Tamisan’s hands went out without her conscious ordering. She stifled her amazement—this was as if she were repeating an act as well learned as her dreamer’s technique had been. With her left hand she gathered up a palm full of the sand from the cream bowl. It was a shade or two darker than the container. She tossed this with a sharp movement of her wrist, and it settled smoothly as a film on the tabletop.
What she was doing was not of her concious mind, as if another had taken charge of her actions. And judging by the way the woman in the chair leaned forward, the hush that had fallen on her companions, this was right and proper.
Without any order from her mind, Tamisan’s right hand went now to the blue bowl with its dark blue sand. But this was not tossed. Instead, she held the fine grains in her fist and that upright, passing it slowly over the table top so that a very tiny trickle of grit fed down to make a pattern on the first film.
And it was a pattern, not a random scattering. What she had so drawn was a recognizable sword with a basket-shaped hilt and a slightly curved blade tapering to a narrow point.
Now her hand moved to the pink bowl. The sand she gathered up there was a dark red, more vivid than the other colors, as if she dealt now with flecks of newly shed blood. Once more she used her upheld fist, and the shifting stream, fed from her palm, became a space ship! It was slightly different in outline from those she had seen all her life, but it was unmistakably a ship. And it was drawn on the table top as if it threatened to descend upon the pointed sword. Or was it that the sword threatened it?
She heard a gasp of surprise—or was it fear? But that sound had not come from the woman who had bade her foretell. It must have broken from some o
ther member of the company intent upon Tamisan’s painting with the flowing sand.
It was to the fourth bowl now that her right hand moved. But she did not take up a full fistful, rather a generous pinch between thumb and forefinger. She held the sand high above the picture and released it. The green specks floated down—to gather in a sign like a circle with one portion missing.

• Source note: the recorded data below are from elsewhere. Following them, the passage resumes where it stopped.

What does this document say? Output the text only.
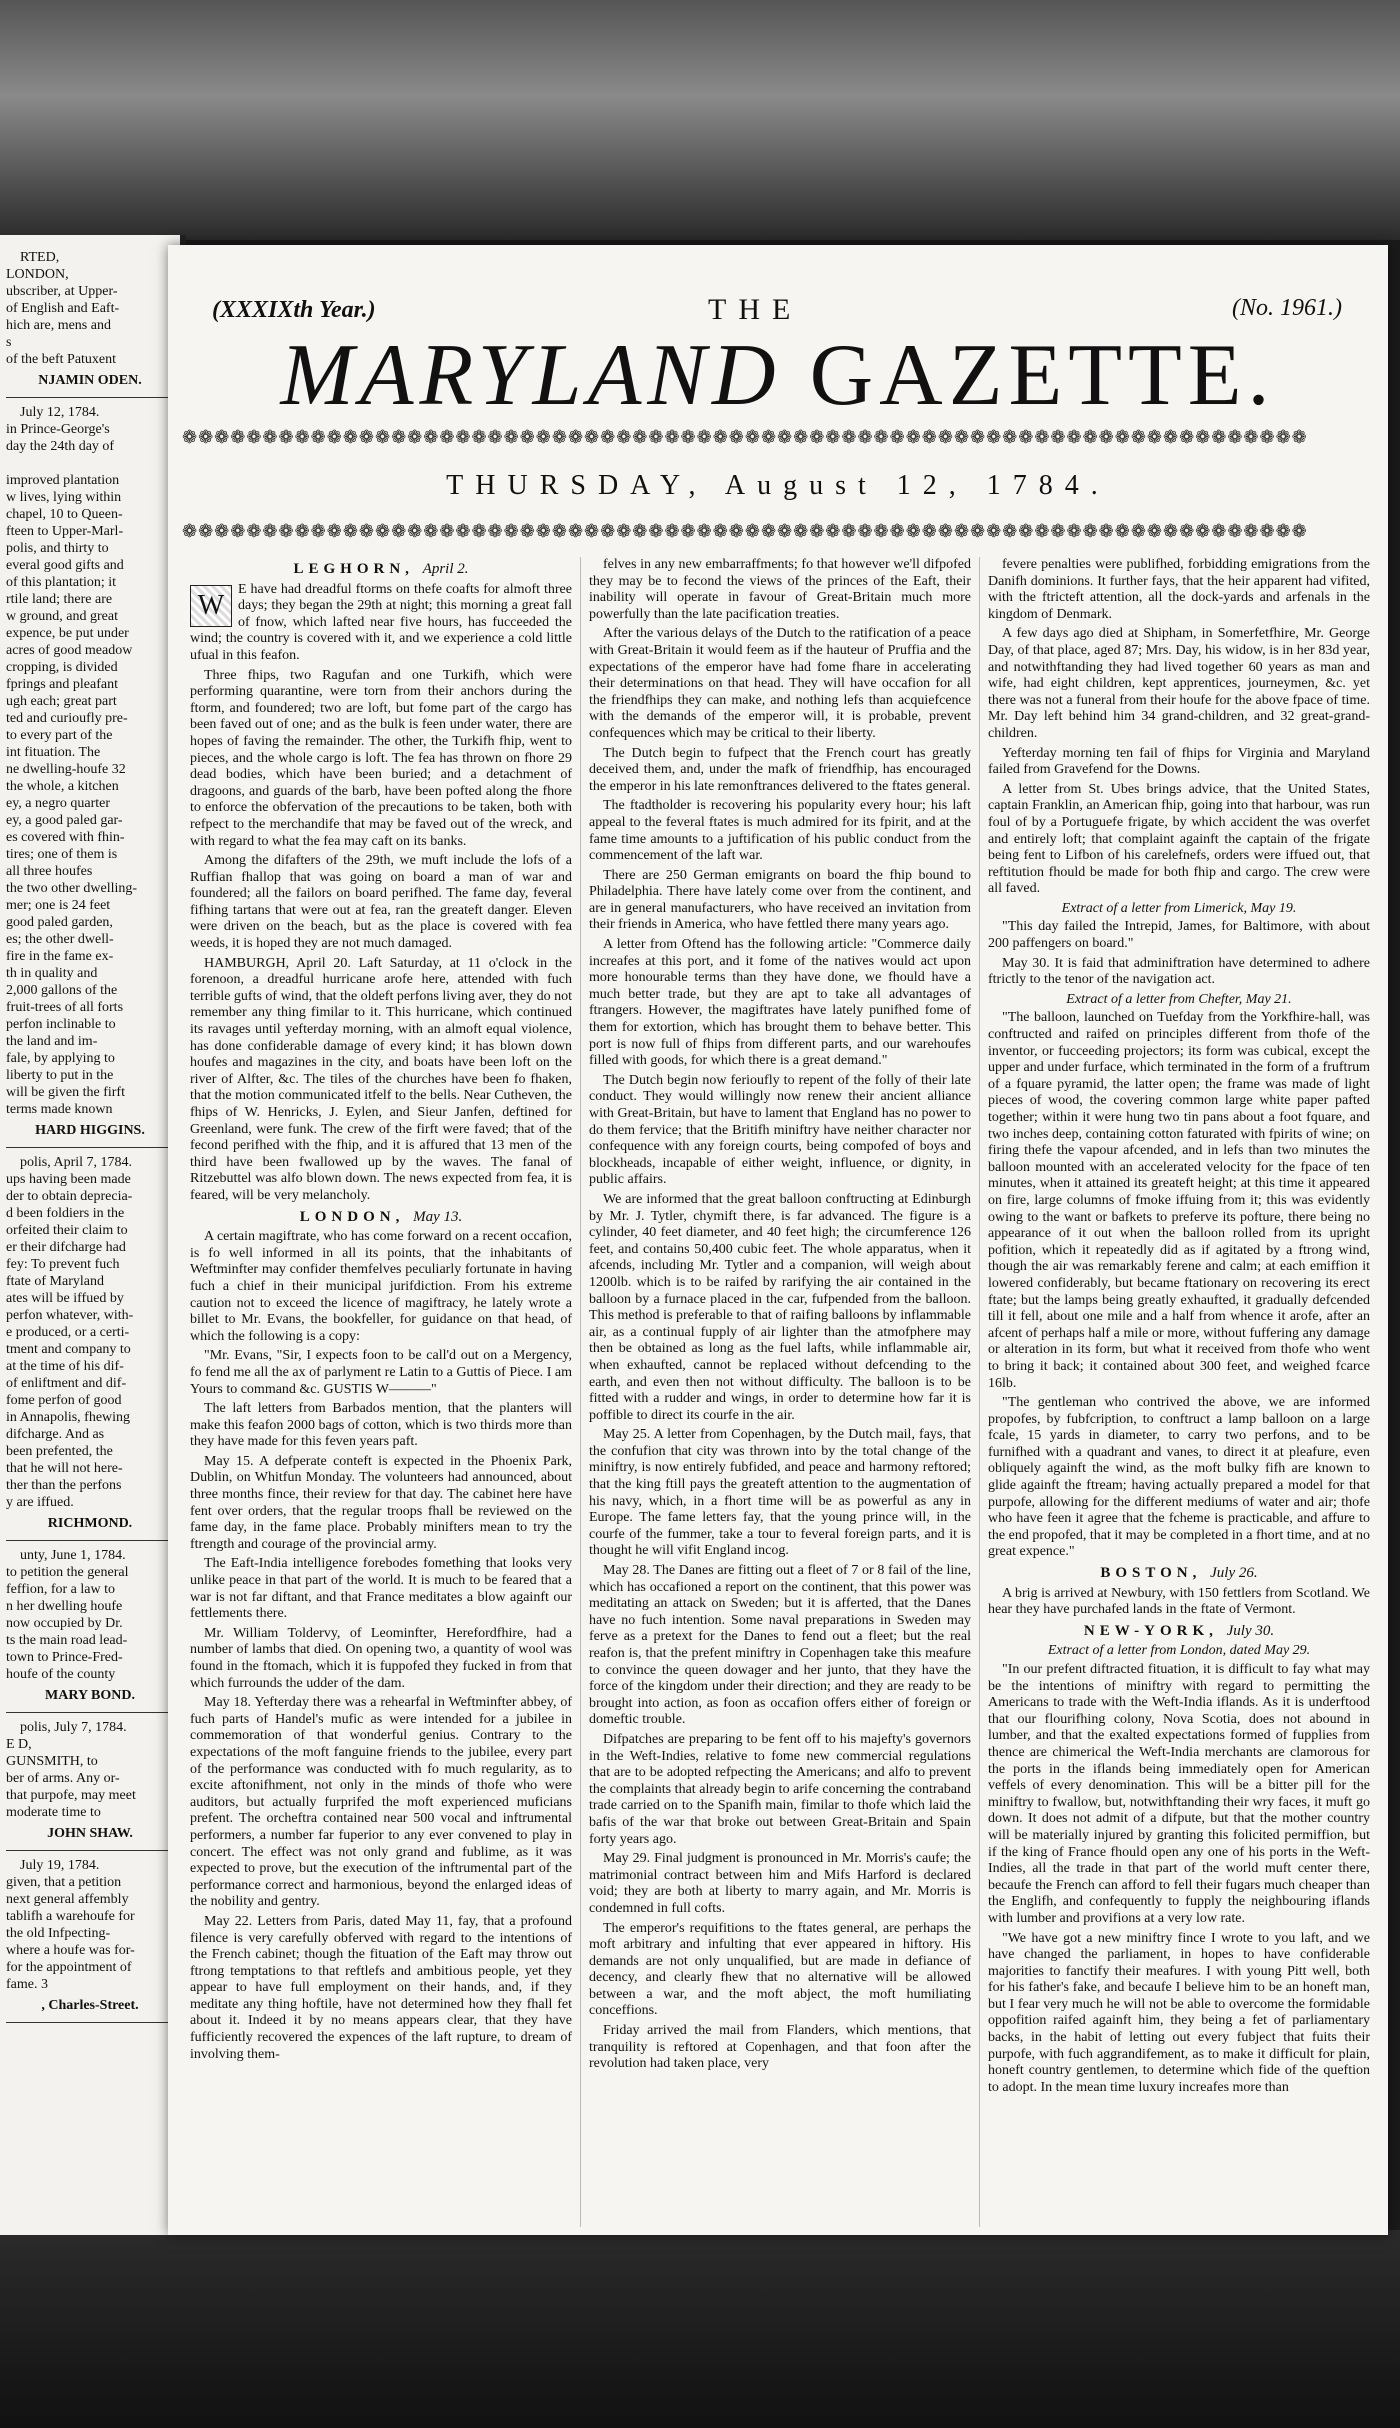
RTED,
LONDON,
ubscriber, at Upper-
of English and Eaft-
hich are, mens and
s
of the beft Patuxent

NJAMIN ODEN.

July 12, 1784.
in Prince-George's
day the 24th day of

improved plantation
w lives, lying within
chapel, 10 to Queen-
fteen to Upper-Marl-
polis, and thirty to
everal good gifts and
of this plantation; it
rtile land; there are
w ground, and great
expence, be put under
acres of good meadow
cropping, is divided
fprings and pleafant
ugh each; great part
ted and curioufly pre-
to every part of the
int fituation. The
ne dwelling-houfe 32
the whole, a kitchen
ey, a negro quarter
ey, a good paled gar-
es covered with fhin-
tires; one of them is
all three houfes
the two other dwelling-
mer; one is 24 feet
good paled garden,
es; the other dwell-
fire in the fame ex-
th in quality and
2,000 gallons of the
fruit-trees of all forts
perfon inclinable to
the land and im-
fale, by applying to
liberty to put in the
will be given the firft
terms made known

HARD HIGGINS.

polis, April 7, 1784.
ups having been made
der to obtain deprecia-
d been foldiers in the
orfeited their claim to
er their difcharge had
fey: To prevent fuch
ftate of Maryland
ates will be iffued by
perfon whatever, with-
e produced, or a certi-
tment and company to
at the time of his dif-
of enliftment and dif-
fome perfon of good
in Annapolis, fhewing
difcharge. And as
been prefented, the
that he will not here-
ther than the perfons
y are iffued.

RICHMOND.

unty, June 1, 1784.
to petition the general
feffion, for a law to
n her dwelling houfe
now occupied by Dr.
ts the main road lead-
town to Prince-Fred-
houfe of the county

MARY BOND.

polis, July 7, 1784.
E D,
GUNSMITH, to
ber of arms. Any or-
that purpofe, may meet
moderate time to

JOHN SHAW.

July 19, 1784.
given, that a petition
next general affembly
tablifh a warehoufe for
the old Infpecting-
where a houfe was for-
for the appointment of
fame. 3

, Charles-Street.
(XXXIXth Year.)	THE	(No. 1961.)
MARYLAND GAZETTE.
❁❁❁❁❁❁❁❁❁❁❁❁❁❁❁❁❁❁❁❁❁❁❁❁❁❁❁❁❁❁❁❁❁❁❁❁❁❁❁❁❁❁❁❁❁❁❁❁❁❁❁❁❁❁❁❁❁❁❁❁❁❁❁❁❁❁❁❁❁❁
THURSDAY, August 12, 1784.
❁❁❁❁❁❁❁❁❁❁❁❁❁❁❁❁❁❁❁❁❁❁❁❁❁❁❁❁❁❁❁❁❁❁❁❁❁❁❁❁❁❁❁❁❁❁❁❁❁❁❁❁❁❁❁❁❁❁❁❁❁❁❁❁❁❁❁❁❁❁
LEGHORN, April 2.

W
E have had dreadful ftorms on thefe coafts for almoft three days; they began the 29th at night; this morning a great fall of fnow, which lafted near five hours, has fucceeded the wind; the country is covered with it, and we experience a cold little ufual in this feafon.

Three fhips, two Ragufan and one Turkifh, which were performing quarantine, were torn from their anchors during the ftorm, and foundered; two are loft, but fome part of the cargo has been faved out of one; and as the bulk is feen under water, there are hopes of faving the remainder. The other, the Turkifh fhip, went to pieces, and the whole cargo is loft. The fea has thrown on fhore 29 dead bodies, which have been buried; and a detachment of dragoons, and guards of the barb, have been pofted along the fhore to enforce the obfervation of the precautions to be taken, both with refpect to the merchandife that may be faved out of the wreck, and with regard to what the fea may caft on its banks.

Among the difafters of the 29th, we muft include the lofs of a Ruffian fhallop that was going on board a man of war and foundered; all the failors on board perifhed. The fame day, feveral fifhing tartans that were out at fea, ran the greateft danger. Eleven were driven on the beach, but as the place is covered with fea weeds, it is hoped they are not much damaged.

HAMBURGH, April 20. Laft Saturday, at 11 o'clock in the forenoon, a dreadful hurricane arofe here, attended with fuch terrible gufts of wind, that the oldeft perfons living aver, they do not remember any thing fimilar to it. This hurricane, which continued its ravages until yefterday morning, with an almoft equal violence, has done confiderable damage of every kind; it has blown down houfes and magazines in the city, and boats have been loft on the river of Alfter, &c. The tiles of the churches have been fo fhaken, that the motion communicated itfelf to the bells. Near Cutheven, the fhips of W. Henricks, J. Eylen, and Sieur Janfen, deftined for Greenland, were funk. The crew of the firft were faved; that of the fecond perifhed with the fhip, and it is affured that 13 men of the third have been fwallowed up by the waves. The fanal of Ritzebuttel was alfo blown down. The news expected from fea, it is feared, will be very melancholy.

LONDON, May 13.

A certain magiftrate, who has come forward on a recent occafion, is fo well informed in all its points, that the inhabitants of Weftminfter may confider themfelves peculiarly fortunate in having fuch a chief in their municipal jurifdiction. From his extreme caution not to exceed the licence of magiftracy, he lately wrote a billet to Mr. Evans, the bookfeller, for guidance on that head, of which the following is a copy:

"Mr. Evans, "Sir, I expects foon to be call'd out on a Mergency, fo fend me all the ax of parlyment re Latin to a Guttis of Piece. I am Yours to command &c. GUSTIS W———"

The laft letters from Barbados mention, that the planters will make this feafon 2000 bags of cotton, which is two thirds more than they have made for this feven years paft.

May 15. A defperate conteft is expected in the Phoenix Park, Dublin, on Whitfun Monday. The volunteers had announced, about three months fince, their review for that day. The cabinet here have fent over orders, that the regular troops fhall be reviewed on the fame day, in the fame place. Probably minifters mean to try the ftrength and courage of the provincial army.

The Eaft-India intelligence forebodes fomething that looks very unlike peace in that part of the world. It is much to be feared that a war is not far diftant, and that France meditates a blow againft our fettlements there.

Mr. William Toldervy, of Leominfter, Herefordfhire, had a number of lambs that died. On opening two, a quantity of wool was found in the ftomach, which it is fuppofed they fucked in from that which furrounds the udder of the dam.

May 18. Yefterday there was a rehearfal in Weftminfter abbey, of fuch parts of Handel's mufic as were intended for a jubilee in commemoration of that wonderful genius. Contrary to the expectations of the moft fanguine friends to the jubilee, every part of the performance was conducted with fo much regularity, as to excite aftonifhment, not only in the minds of thofe who were auditors, but actually furprifed the moft experienced muficians prefent. The orcheftra contained near 500 vocal and inftrumental performers, a number far fuperior to any ever convened to play in concert. The effect was not only grand and fublime, as it was expected to prove, but the execution of the inftrumental part of the performance correct and harmonious, beyond the enlarged ideas of the nobility and gentry.

May 22. Letters from Paris, dated May 11, fay, that a profound filence is very carefully obferved with regard to the intentions of the French cabinet; though the fituation of the Eaft may throw out ftrong temptations to that reftlefs and ambitious people, yet they appear to have full employment on their hands, and, if they meditate any thing hoftile, have not determined how they fhall fet about it. Indeed it by no means appears clear, that they have fufficiently recovered the expences of the laft rupture, to dream of involving them-

felves in any new embarraffments; fo that however we'll difpofed they may be to fecond the views of the princes of the Eaft, their inability will operate in favour of Great-Britain much more powerfully than the late pacification treaties.

After the various delays of the Dutch to the ratification of a peace with Great-Britain it would feem as if the hauteur of Pruffia and the expectations of the emperor have had fome fhare in accelerating their determinations on that head. They will have occafion for all the friendfhips they can make, and nothing lefs than acquiefcence with the demands of the emperor will, it is probable, prevent confequences which may be critical to their liberty.

The Dutch begin to fufpect that the French court has greatly deceived them, and, under the mafk of friendfhip, has encouraged the emperor in his late remonftrances delivered to the ftates general.

The ftadtholder is recovering his popularity every hour; his laft appeal to the feveral ftates is much admired for its fpirit, and at the fame time amounts to a juftification of his public conduct from the commencement of the laft war.

There are 250 German emigrants on board the fhip bound to Philadelphia. There have lately come over from the continent, and are in general manufacturers, who have received an invitation from their friends in America, who have fettled there many years ago.

A letter from Oftend has the following article: "Commerce daily increafes at this port, and it fome of the natives would act upon more honourable terms than they have done, we fhould have a much better trade, but they are apt to take all advantages of ftrangers. However, the magiftrates have lately punifhed fome of them for extortion, which has brought them to behave better. This port is now full of fhips from different parts, and our warehoufes filled with goods, for which there is a great demand."

The Dutch begin now ferioufly to repent of the folly of their late conduct. They would willingly now renew their ancient alliance with Great-Britain, but have to lament that England has no power to do them fervice; that the Britifh miniftry have neither character nor confequence with any foreign courts, being compofed of boys and blockheads, incapable of either weight, influence, or dignity, in public affairs.

We are informed that the great balloon conftructing at Edinburgh by Mr. J. Tytler, chymift there, is far advanced. The figure is a cylinder, 40 feet diameter, and 40 feet high; the circumference 126 feet, and contains 50,400 cubic feet. The whole apparatus, when it afcends, including Mr. Tytler and a companion, will weigh about 1200lb. which is to be raifed by rarifying the air contained in the balloon by a furnace placed in the car, fufpended from the balloon. This method is preferable to that of raifing balloons by inflammable air, as a continual fupply of air lighter than the atmofphere may then be obtained as long as the fuel lafts, while inflammable air, when exhaufted, cannot be replaced without defcending to the earth, and even then not without difficulty. The balloon is to be fitted with a rudder and wings, in order to determine how far it is poffible to direct its courfe in the air.

May 25. A letter from Copenhagen, by the Dutch mail, fays, that the confufion that city was thrown into by the total change of the miniftry, is now entirely fubfided, and peace and harmony reftored; that the king ftill pays the greateft attention to the augmentation of his navy, which, in a fhort time will be as powerful as any in Europe. The fame letters fay, that the young prince will, in the courfe of the fummer, take a tour to feveral foreign parts, and it is thought he will vifit England incog.

May 28. The Danes are fitting out a fleet of 7 or 8 fail of the line, which has occafioned a report on the continent, that this power was meditating an attack on Sweden; but it is afferted, that the Danes have no fuch intention. Some naval preparations in Sweden may ferve as a pretext for the Danes to fend out a fleet; but the real reafon is, that the prefent miniftry in Copenhagen take this meafure to convince the queen dowager and her junto, that they have the force of the kingdom under their direction; and they are ready to be brought into action, as foon as occafion offers either of foreign or domeftic trouble.

Difpatches are preparing to be fent off to his majefty's governors in the Weft-Indies, relative to fome new commercial regulations that are to be adopted refpecting the Americans; and alfo to prevent the complaints that already begin to arife concerning the contraband trade carried on to the Spanifh main, fimilar to thofe which laid the bafis of the war that broke out between Great-Britain and Spain forty years ago.

May 29. Final judgment is pronounced in Mr. Morris's caufe; the matrimonial contract between him and Mifs Harford is declared void; they are both at liberty to marry again, and Mr. Morris is condemned in full cofts.

The emperor's requifitions to the ftates general, are perhaps the moft arbitrary and infulting that ever appeared in hiftory. His demands are not only unqualified, but are made in defiance of decency, and clearly fhew that no alternative will be allowed between a war, and the moft abject, the moft humiliating conceffions.

Friday arrived the mail from Flanders, which mentions, that tranquility is reftored at Copenhagen, and that foon after the revolution had taken place, very

fevere penalties were publifhed, forbidding emigrations from the Danifh dominions. It further fays, that the heir apparent had vifited, with the ftricteft attention, all the dock-yards and arfenals in the kingdom of Denmark.

A few days ago died at Shipham, in Somerfetfhire, Mr. George Day, of that place, aged 87; Mrs. Day, his widow, is in her 83d year, and notwithftanding they had lived together 60 years as man and wife, had eight children, kept apprentices, journeymen, &c. yet there was not a funeral from their houfe for the above fpace of time. Mr. Day left behind him 34 grand-children, and 32 great-grand-children.

Yefterday morning ten fail of fhips for Virginia and Maryland failed from Gravefend for the Downs.

A letter from St. Ubes brings advice, that the United States, captain Franklin, an American fhip, going into that harbour, was run foul of by a Portuguefe frigate, by which accident the was overfet and entirely loft; that complaint againft the captain of the frigate being fent to Lifbon of his carelefnefs, orders were iffued out, that reftitution fhould be made for both fhip and cargo. The crew were all faved.

Extract of a letter from Limerick, May 19.

"This day failed the Intrepid, James, for Baltimore, with about 200 paffengers on board."

May 30. It is faid that adminiftration have determined to adhere ftrictly to the tenor of the navigation act.

Extract of a letter from Chefter, May 21.

"The balloon, launched on Tuefday from the Yorkfhire-hall, was conftructed and raifed on principles different from thofe of the inventor, or fucceeding projectors; its form was cubical, except the upper and under furface, which terminated in the form of a fruftrum of a fquare pyramid, the latter open; the frame was made of light pieces of wood, the covering common large white paper pafted together; within it were hung two tin pans about a foot fquare, and two inches deep, containing cotton faturated with fpirits of wine; on firing thefe the vapour afcended, and in lefs than two minutes the balloon mounted with an accelerated velocity for the fpace of ten minutes, when it attained its greateft height; at this time it appeared on fire, large columns of fmoke iffuing from it; this was evidently owing to the want or bafkets to preferve its pofture, there being no appearance of it out when the balloon rolled from its upright pofition, which it repeatedly did as if agitated by a ftrong wind, though the air was remarkably ferene and calm; at each emiffion it lowered confiderably, but became ftationary on recovering its erect ftate; but the lamps being greatly exhaufted, it gradually defcended till it fell, about one mile and a half from whence it arofe, after an afcent of perhaps half a mile or more, without fuffering any damage or alteration in its form, but what it received from thofe who went to bring it back; it contained about 300 feet, and weighed fcarce 16lb.

"The gentleman who contrived the above, we are informed propofes, by fubfcription, to conftruct a lamp balloon on a large fcale, 15 yards in diameter, to carry two perfons, and to be furnifhed with a quadrant and vanes, to direct it at pleafure, even obliquely againft the wind, as the moft bulky fifh are known to glide againft the ftream; having actually prepared a model for that purpofe, allowing for the different mediums of water and air; thofe who have feen it agree that the fcheme is practicable, and affure to the end propofed, that it may be completed in a fhort time, and at no great expence."

BOSTON, July 26.

A brig is arrived at Newbury, with 150 fettlers from Scotland. We hear they have purchafed lands in the ftate of Vermont.

NEW-YORK, July 30.
Extract of a letter from London, dated May 29.

"In our prefent diftracted fituation, it is difficult to fay what may be the intentions of miniftry with regard to permitting the Americans to trade with the Weft-India iflands. As it is underftood that our flourifhing colony, Nova Scotia, does not abound in lumber, and that the exalted expectations formed of fupplies from thence are chimerical the Weft-India merchants are clamorous for the ports in the iflands being immediately open for American veffels of every denomination. This will be a bitter pill for the miniftry to fwallow, but, notwithftanding their wry faces, it muft go down. It does not admit of a difpute, but that the mother country will be materially injured by granting this folicited permiffion, but if the king of France fhould open any one of his ports in the Weft-Indies, all the trade in that part of the world muft center there, becaufe the French can afford to fell their fugars much cheaper than the Englifh, and confequently to fupply the neighbouring iflands with lumber and provifions at a very low rate.

"We have got a new miniftry fince I wrote to you laft, and we have changed the parliament, in hopes to have confiderable majorities to fanctify their meafures. I with young Pitt well, both for his father's fake, and becaufe I believe him to be an honeft man, but I fear very much he will not be able to overcome the formidable oppofition raifed againft him, they being a fet of parliamentary backs, in the habit of letting out every fubject that fuits their purpofe, with fuch aggrandifement, as to make it difficult for plain, honeft country gentlemen, to determine which fide of the queftion to adopt. In the mean time luxury increafes more than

She stared at that, and it seemed to alter a little under the intentness of her watching. What it had changed to was a symbol she knew well, one which brought a small gasp from her. It was the seal, simplified it was true, but still readable, of the House of Starrex, and it overlaid both the edge of the ship and the tip of the sword.
“Read you this!” The noblewoman demanded sharply.
And from somewhere the words came readily to Tamisan. “The sword is the sword of Ty-Kry raised in defense.”
“Assured, assured.” The murmur ran along the divans.
“The ship comes as a danger—”
“That thing—a ship? But it is no ship—”
“It is a ship from the stars.”
“A woe—woe and woe—” That was no murmur now but a full-throated cry of fright. “As in the days of our fathers when we had to deal with the false ones. Ahta—let the spirit of Ahta be shield to our arms, a sword in our hands!”
The noblewoman made a silencing gesture with one hand. “Enough! Crying to the reverend spirits may bring comfort, but they are not noted for helping those not standing to arms on their own behalf. There have been other sky ships since Ahta’s days, and with them we have dealt—to our purpose. If another comes, we are forewarned, which is also forearmed. But what lies there in green, O Mouth of Olava, which surprised even you?”
Tamisan had had precious moments in which to think. If it were true as she had deduced, that she was tied to this world by those she had brought with her, then she must find them. And it was clear that they were not of this company. Therefore this last must be made to work for her.